Une inspection à Sucre mesure l’impact de la marée noire de Trinité-et-Tobago

Dans le cadre d’une commission interinstitutionnelle, le ministre du Pouvoir populaire pour l’écosocialisme, Alfred Nazaret Ñáñez, s’est rendu ce mercredi à Güiria, dans le Golfe de Paria, état de Sucre, pour effectuer une inspection technique et coordonner avec le Pouvoir populaire, compte tenu de la présence d’hydrocarbures dans les eaux du lieu.

Le ministre a expliqué qu’il suit les instructions du président (E), Delcy Rodríguez, c’est pourquoi il « surveille en permanence la zone et évalue l’ampleur réelle de l’impact environnemental, social et économique sur les activités de pêche et de tourisme et sur la santé publique de nos communautés ».

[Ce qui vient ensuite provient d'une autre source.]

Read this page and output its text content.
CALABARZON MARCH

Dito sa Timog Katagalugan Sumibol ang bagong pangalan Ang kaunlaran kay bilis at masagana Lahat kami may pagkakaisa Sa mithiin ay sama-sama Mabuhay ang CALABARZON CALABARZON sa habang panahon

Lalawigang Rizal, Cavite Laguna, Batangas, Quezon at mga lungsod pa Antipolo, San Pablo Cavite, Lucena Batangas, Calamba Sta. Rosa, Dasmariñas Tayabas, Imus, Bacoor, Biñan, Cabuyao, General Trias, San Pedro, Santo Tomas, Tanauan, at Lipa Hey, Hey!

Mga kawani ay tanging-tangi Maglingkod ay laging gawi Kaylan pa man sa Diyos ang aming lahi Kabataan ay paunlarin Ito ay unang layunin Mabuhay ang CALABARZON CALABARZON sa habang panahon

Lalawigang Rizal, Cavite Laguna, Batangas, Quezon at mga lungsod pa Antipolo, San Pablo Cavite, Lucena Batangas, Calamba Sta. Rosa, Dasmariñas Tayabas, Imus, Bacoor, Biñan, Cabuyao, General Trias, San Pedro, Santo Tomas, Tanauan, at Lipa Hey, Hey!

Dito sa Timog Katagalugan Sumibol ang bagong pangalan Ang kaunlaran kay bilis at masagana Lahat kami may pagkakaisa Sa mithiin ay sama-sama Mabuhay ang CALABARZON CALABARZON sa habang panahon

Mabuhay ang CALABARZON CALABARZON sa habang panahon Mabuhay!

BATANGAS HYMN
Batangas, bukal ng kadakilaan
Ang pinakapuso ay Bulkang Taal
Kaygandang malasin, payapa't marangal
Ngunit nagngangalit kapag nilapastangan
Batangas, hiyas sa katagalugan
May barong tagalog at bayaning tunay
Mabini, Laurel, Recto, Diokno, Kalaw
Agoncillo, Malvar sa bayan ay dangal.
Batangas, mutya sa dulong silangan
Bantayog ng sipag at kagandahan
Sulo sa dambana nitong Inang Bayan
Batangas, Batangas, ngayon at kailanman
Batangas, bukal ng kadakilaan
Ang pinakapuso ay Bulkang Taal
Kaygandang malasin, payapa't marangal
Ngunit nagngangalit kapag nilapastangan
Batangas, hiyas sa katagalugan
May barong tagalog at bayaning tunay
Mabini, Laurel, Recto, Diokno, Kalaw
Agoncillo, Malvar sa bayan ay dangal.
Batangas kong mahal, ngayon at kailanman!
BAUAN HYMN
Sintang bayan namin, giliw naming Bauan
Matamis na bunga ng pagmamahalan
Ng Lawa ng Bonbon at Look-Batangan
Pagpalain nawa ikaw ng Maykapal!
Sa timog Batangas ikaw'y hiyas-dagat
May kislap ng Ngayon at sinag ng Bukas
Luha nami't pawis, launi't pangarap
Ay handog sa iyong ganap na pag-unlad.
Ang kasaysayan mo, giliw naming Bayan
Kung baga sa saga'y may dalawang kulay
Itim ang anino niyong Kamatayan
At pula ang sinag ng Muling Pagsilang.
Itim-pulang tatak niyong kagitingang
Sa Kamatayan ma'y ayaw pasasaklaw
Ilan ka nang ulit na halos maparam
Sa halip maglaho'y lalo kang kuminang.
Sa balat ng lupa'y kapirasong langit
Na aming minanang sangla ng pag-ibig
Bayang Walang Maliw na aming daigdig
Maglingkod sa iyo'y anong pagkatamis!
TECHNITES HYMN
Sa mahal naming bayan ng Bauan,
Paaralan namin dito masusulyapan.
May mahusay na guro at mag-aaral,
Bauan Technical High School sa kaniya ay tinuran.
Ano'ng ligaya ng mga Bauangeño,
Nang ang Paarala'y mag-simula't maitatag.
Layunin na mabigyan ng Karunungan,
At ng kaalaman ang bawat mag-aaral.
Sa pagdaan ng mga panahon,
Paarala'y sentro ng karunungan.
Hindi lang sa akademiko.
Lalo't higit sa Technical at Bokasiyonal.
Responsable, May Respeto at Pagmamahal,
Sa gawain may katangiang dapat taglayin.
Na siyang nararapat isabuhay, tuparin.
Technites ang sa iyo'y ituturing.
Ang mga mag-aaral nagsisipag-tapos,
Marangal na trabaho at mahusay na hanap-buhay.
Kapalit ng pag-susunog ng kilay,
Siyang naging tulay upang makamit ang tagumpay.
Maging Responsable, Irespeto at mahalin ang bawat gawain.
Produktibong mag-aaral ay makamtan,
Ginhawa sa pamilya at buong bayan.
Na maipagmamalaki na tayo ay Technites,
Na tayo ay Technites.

« Au cours de la journée, nous avons installé des brigades de volontaires pour les travaux d’atténuation et formé un commandement opérationnel interinstitutionnel avec l’Institut National des Espaces Aquatiques (INEA), la Marine Bolivarienne, le Gouvernement de Sucre, la Mairie de Valdez, la Fondation de l’Institut d’Études Avancées (IDEA) et le Ministère de l’Ecosocialisme (Minec), entre autres institutions déployées sur le territoire », a-t-il déclaré.

Il a souligné que le corridor marin de la péninsule de Paria revêt une importance écologique extraordinaire.

« Ses mangroves, ses zones humides et ses systèmes estuariens abritent une énorme biodiversité et remplissent des fonctions vitales pour la pêche, la protection des côtes et l’équilibre écologique de l’est du Venezuela », a-t-il déclaré.

Il a ratifié la nécessité pour « les autorités de Trinité-et-Tobago de fournir toutes les informations pertinentes sur le déversement et les protocoles activés, comme cela a été demandé en temps opportun par la voie diplomatique ».

De même, le chef du Minec a appelé les mouvements environnementaux de ce pays à unir leurs forces.

« Nous partageons le même écosystème et une responsabilité commune envers la vie », a-t-il souligné.